Collinearity and Zero inflated data problems


Hi all,

I have a simple data set with some very frustrating distributions. We’re simply comparing the morphology of two groups of grasshoppers. Using a GLMM kept giving us impossible to interpret results that appeared to be type I errors so we opted for some simple non-parametric tests instead.

In short the reviewers have accepted the paper but don’t like the simple stats and would like us to further justify why a model isn’t possible (I’ve copied a quite below). I’m a bit lost and not sure how to demonstrate convincingly why distribution problems and collinearity are proving difficult to deal with.

Is anyone able to help out and have a chat about what information I could present to demonstrate in the paper that the model wasn’t working? OR maybe I am missing something entirely and a model will work after all…

Thanks all!

P.S. Apologies if this is confusing, its not my data set so I’m a bit lost too!

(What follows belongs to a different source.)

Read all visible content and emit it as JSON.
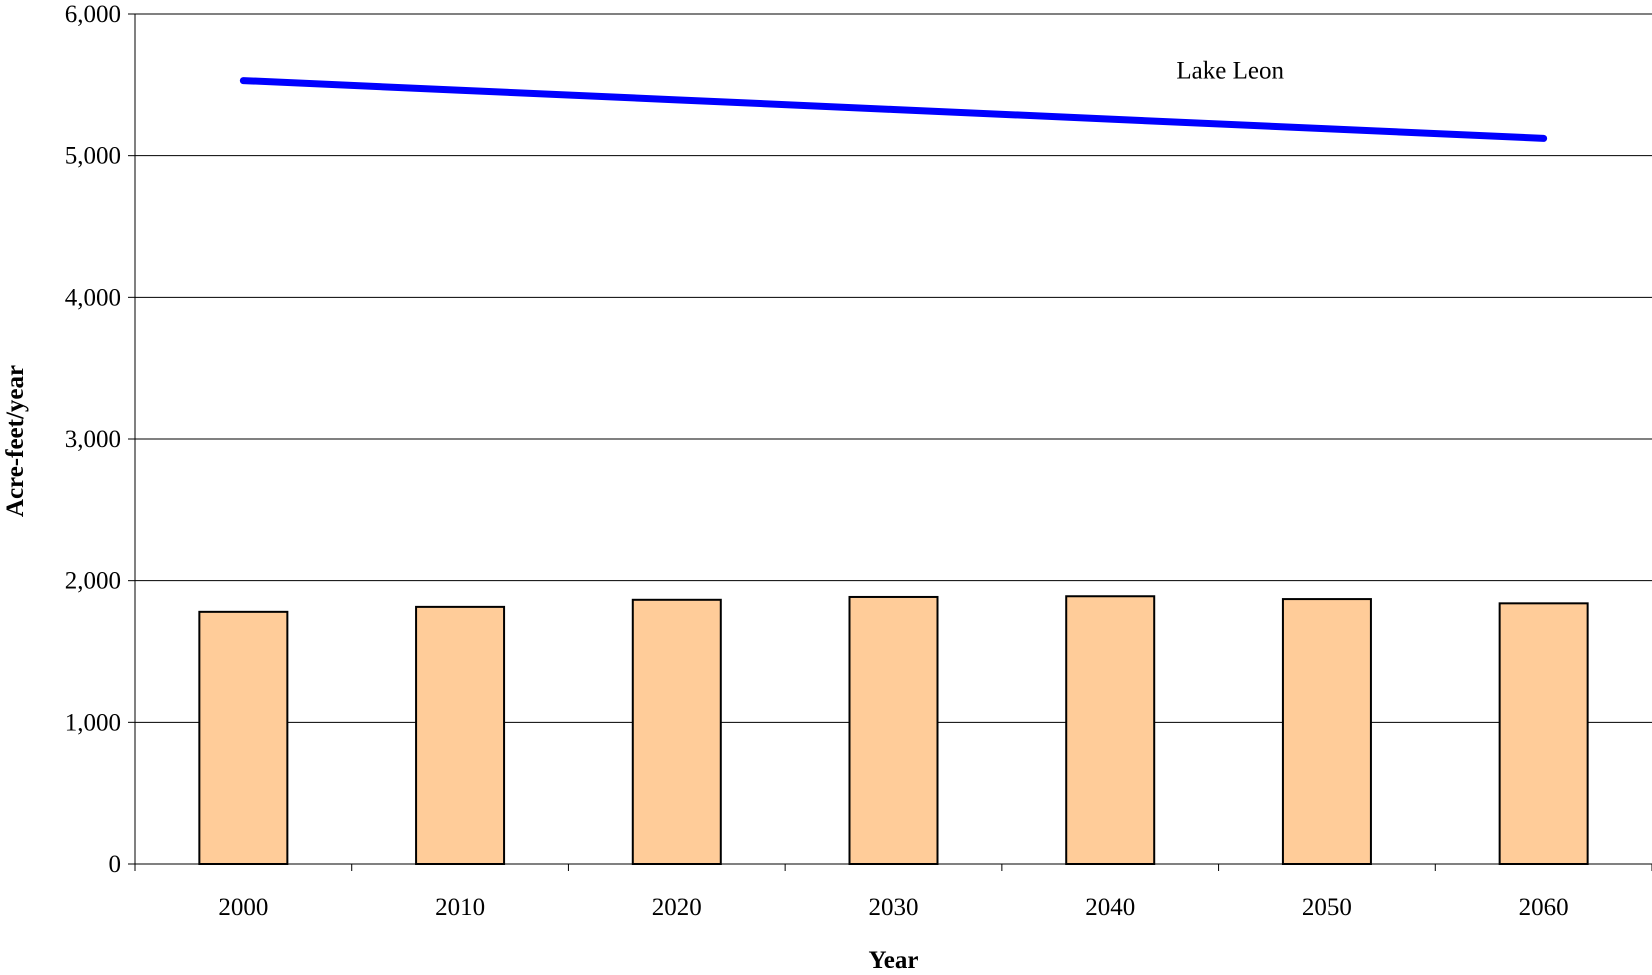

“Firstly, in a normal procedure of exploratory analysis, as the authors know, high levels of co-linearity between explanatory variables in a model can be avoided by manually checking correlation between all the pairs of the variables and omitting one variable of highly correlated pair. If the high levels of co-linearity could not be excluded even after this procedure, please explain so. Secondly, did zero-inflation of ‘explanatory’ variable in the GLM model really result in apparent type I error? Of course, zero-inflation in ‘response’ variable often causes this type of problem, but this is not the case. Please check this again”


Not sure without knowing more/seeing the dataset, but is it useful to get some PCA axes from your dataset (since these are independent by definition) and regress on those? Just a completely naïve thought =p Or you could do nonlinear regression modelling e.g. random forests of contingency trees which are apparently pretty good at picking informative variables and identifying/excluding collinearity… I used functions from package {party} which were rather good.

At the risk of suggesting the obvious or guiding you into a swamp of reading, have you looked at relevant articles on r-bloggers?

But I may have completely the wrong end of the stick here as I haven’t had much experience dealing with collinearity.


Hey there,

would be great to know what distribution you got exactly. Have a look here maybe:

Selecting important features could be a good way. I agree that PCA might be useful to get rid of some unimportant features and reduce collinearity.

I am right now on holidays and will have another look on what the reviewers responded next week assuming you don’t want to do your analysis again :grinning:

So long,



If I’m understanding this, the reason you think you have type 1 error from the GLMM is that it’s counting highly-correlated variables as if they were independent sources of evidence?

In that case the reviewer is right, you should be able to cut variables down till the ones you have left are substantially uncorrelated, and the excessive type 1 should then go away. Or as Michael describes, you can condense variables via PCA or similar multivar methods.

And then you’re also saying that some of the variables are known to be zero-inflated? – and this couldn’t be dealt with in the GLMM?

Are you familiar with mvabund? – designed for species abundance data, but key features include dealing with the supposed difficulties of zero inflation. Haven’t used it myself, but papers explaining how it deals with different distributions and I believe helpful youtubes are available at David Warton’s website.